Electronic – Voltmeter scaling resistor front-end and ADC calibration coefficients

adcanalogmicrocontroller

I'm designing a voltmeter and current measurement system that forms part of a electronic load. Lets tackle the volt meter first.

I'm using a 16-BIT ADC (AD7708) and want to measure the following voltages see below, the ADC is pretty neat for DC applications and is used in the BK8500 instrument.

Here us what I want to achieve.

0.1V to 25V ( A resolution of 1mV with an accuracy of 0.05%)
0.1V to 120Vmax ( A resolution of 10mV with an accuracy of 0.05%)

I've written the painful driver code (based on the datasheet) that does all initialization start-up routines like zero calibration, internal DSP filtering, ADC gain and single ended operation mode. So far so good, it works, as I can measure good accuracy against my Fluke 87V from 1mV to 2.5V (ADC FSD)
Note: The ADC is using a external precession 2.5 Volt Reference (ADR421) and powered using a low noise power supply (DP832).
http://www.analog.com/media/en/technical-documentation/data-sheets/ADR420_421_423_425.pdf

Question 1

I'm confused as to how to design a scaling resistor front-end with a suitable gain amplifier for the 25V range and 120V range.
so far my attempts are failing, the resistor divider ratio I used to scale for 25V are 100uV per 1mV for R1 = 18K and R2 = 2K (Where R1 and R2 presents a simple resistor divider)
Are there any good examples I can use as a guide for this sort of design?

Question 2

How does a design incorporate calibration coefficients, is there a standard design for this?
How much ADC coefficients are required to influence a measurement? Is it across the entire measurement range or only for low resolution readings.?

Best Answer

This is a late answer, but here is something you may use to determine your calibration coefficients. As @NickJohnson has already written, a linear function can be used to convert values ready by the ADC to "true" values. Thus, let me rename the parameters:

$$V_\text{true}=C_\text{gain}\cdot V_\text{read}+C_\text{offset}$$

The simplest way to calculate the coefficients is to make two measurements, one at the low, the other at the high end of the ADC range. (But make sure you're not measuring at the limits, i.e. measure at 0.1V and 4.9V for a 0-5V range). The coefficients are

$$C_\text{gain}=\frac{V_\text{true}^\text{high}-V_\text{true}^\text{low}}{V_\text{read}^\text{high}-V_\text{read}^\text{low}}$$

$$C_\text{offset}=V_\text{true}^\text{low}-C_\text{gain}\cdot V_\text{read}^\text{low}$$

Using the first and last set of numbers from your comment, I get \$C_\text{gain}=1.11303\$ and \$C_\text{offset}=-0.469206\$

But, is that the maximum precision you can get? Here is a plot showing the residuum - the difference between the values calculated by the formula from the read values and the true values. The first and last values have a residuum of zero, as they have been used to calculate the coefficients. But for the other points, the calculated value is up to 16mV (or 0.65%) too low!
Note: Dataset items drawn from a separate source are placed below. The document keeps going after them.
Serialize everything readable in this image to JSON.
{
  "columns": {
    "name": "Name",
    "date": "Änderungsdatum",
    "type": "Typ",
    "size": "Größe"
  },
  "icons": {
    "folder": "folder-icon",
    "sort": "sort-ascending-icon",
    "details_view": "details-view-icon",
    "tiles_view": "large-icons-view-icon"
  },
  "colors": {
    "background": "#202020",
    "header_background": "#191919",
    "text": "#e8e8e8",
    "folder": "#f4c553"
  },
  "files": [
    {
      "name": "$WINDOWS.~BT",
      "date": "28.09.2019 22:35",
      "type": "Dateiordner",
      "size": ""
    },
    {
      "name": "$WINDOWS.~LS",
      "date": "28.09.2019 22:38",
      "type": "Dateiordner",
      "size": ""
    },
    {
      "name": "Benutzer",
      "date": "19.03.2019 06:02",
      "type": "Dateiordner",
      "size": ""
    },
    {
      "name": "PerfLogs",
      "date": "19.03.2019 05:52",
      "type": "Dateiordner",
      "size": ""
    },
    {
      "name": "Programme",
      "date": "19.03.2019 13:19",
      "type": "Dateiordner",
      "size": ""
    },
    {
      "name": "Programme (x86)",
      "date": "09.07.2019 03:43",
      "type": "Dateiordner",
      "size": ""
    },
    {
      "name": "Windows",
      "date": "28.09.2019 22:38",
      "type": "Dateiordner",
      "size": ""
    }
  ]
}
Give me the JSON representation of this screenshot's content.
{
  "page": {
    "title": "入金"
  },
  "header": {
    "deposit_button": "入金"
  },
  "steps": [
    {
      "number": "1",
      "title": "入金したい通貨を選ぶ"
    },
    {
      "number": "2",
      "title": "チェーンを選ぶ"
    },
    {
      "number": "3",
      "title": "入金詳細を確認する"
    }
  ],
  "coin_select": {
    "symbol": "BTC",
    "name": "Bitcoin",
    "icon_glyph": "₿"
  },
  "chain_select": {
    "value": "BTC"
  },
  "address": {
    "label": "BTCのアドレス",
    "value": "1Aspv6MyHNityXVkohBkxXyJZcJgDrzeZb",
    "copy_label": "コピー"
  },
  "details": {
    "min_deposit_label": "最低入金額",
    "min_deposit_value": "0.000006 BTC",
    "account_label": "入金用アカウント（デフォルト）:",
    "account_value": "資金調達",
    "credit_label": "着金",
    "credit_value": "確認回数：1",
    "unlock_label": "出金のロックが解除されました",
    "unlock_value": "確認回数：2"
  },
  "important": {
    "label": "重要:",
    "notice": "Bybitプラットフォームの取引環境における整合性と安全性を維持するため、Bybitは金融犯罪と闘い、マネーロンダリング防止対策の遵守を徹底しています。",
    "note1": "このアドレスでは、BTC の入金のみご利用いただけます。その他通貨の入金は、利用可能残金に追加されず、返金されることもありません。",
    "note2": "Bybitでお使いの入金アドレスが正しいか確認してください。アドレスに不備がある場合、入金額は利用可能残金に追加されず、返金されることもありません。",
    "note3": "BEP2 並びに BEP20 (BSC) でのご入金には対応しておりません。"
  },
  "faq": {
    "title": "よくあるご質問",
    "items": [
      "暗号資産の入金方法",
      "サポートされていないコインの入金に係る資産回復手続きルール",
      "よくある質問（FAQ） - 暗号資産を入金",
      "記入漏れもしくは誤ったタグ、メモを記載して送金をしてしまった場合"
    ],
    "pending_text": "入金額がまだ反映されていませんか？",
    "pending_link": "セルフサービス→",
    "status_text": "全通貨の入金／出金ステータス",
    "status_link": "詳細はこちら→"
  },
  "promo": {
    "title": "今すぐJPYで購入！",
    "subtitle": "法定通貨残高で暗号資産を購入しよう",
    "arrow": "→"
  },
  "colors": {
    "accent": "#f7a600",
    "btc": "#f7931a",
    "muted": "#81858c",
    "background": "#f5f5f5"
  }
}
enter image description here


Now, let's take into account all of your measured values. My result is \$C_\text{gain}=1.11224\$ and \$C_\text{offset}=-0.456815\$, which differs a little from the values above.

Here is the plot again. The first point is off by 12mV or 1.2%, but the others are about -5mV...-8mV or up to 0.2% off.

enter image description here

How is it done? In Excel, you can simply draw your values as "xy-plot". Make sure, the read values are on the x-axis, and the true values on the y-axis. by right-click on the diagram, you can draw a "line of best fit" or similar (I don't know the english term) and display the parameters.

I myself love gnuplot for such tasks. For using it, create a simple text file with your data:

1    1.320 
2    2.207
3    3.105
4    4.000
5    4.902
6    5.805
7    6.707
8    7.605
9    8.500
10   9.406

in gnuplot, do

    # Cosmetics only
    unset key
    set ytics nomirror
    set y2tics

    set xlabel "V_{read}"
    set ylabel "Residuum  V_{true} - f(V_{read}) [V]" tc rgb "red"
    set y2label "Residuum  (V_{true}-f(V_{read})) / V_{read} [%]" tc rgb "blue"



    # Now, define function, fit it to the data, and plot everything

    f(x)=m*x+b

    fit f(x) "adc.csv" via m, b

    plot "adc.csv" u 1:($2-f($1)) w lp pt 7, "adc.csv" u 1:(($2-f($1))/$2*100) axes x1y2 w lp pt 7 lt 3

When executing the fit command, you get lots of output, resulting in

Final set of parameters            Asymptotic Standard Error
=======================            ==========================

m               = 1.11224          +/- 0.0007126    (0.06407%)
b               = -0.456815        +/- 0.004237     (0.9275%)

which is the result.

Additionally:

  • measure as many points as possible
  • measure each point several times
  • if a linear function does not match your data well, consider using a non-linear function.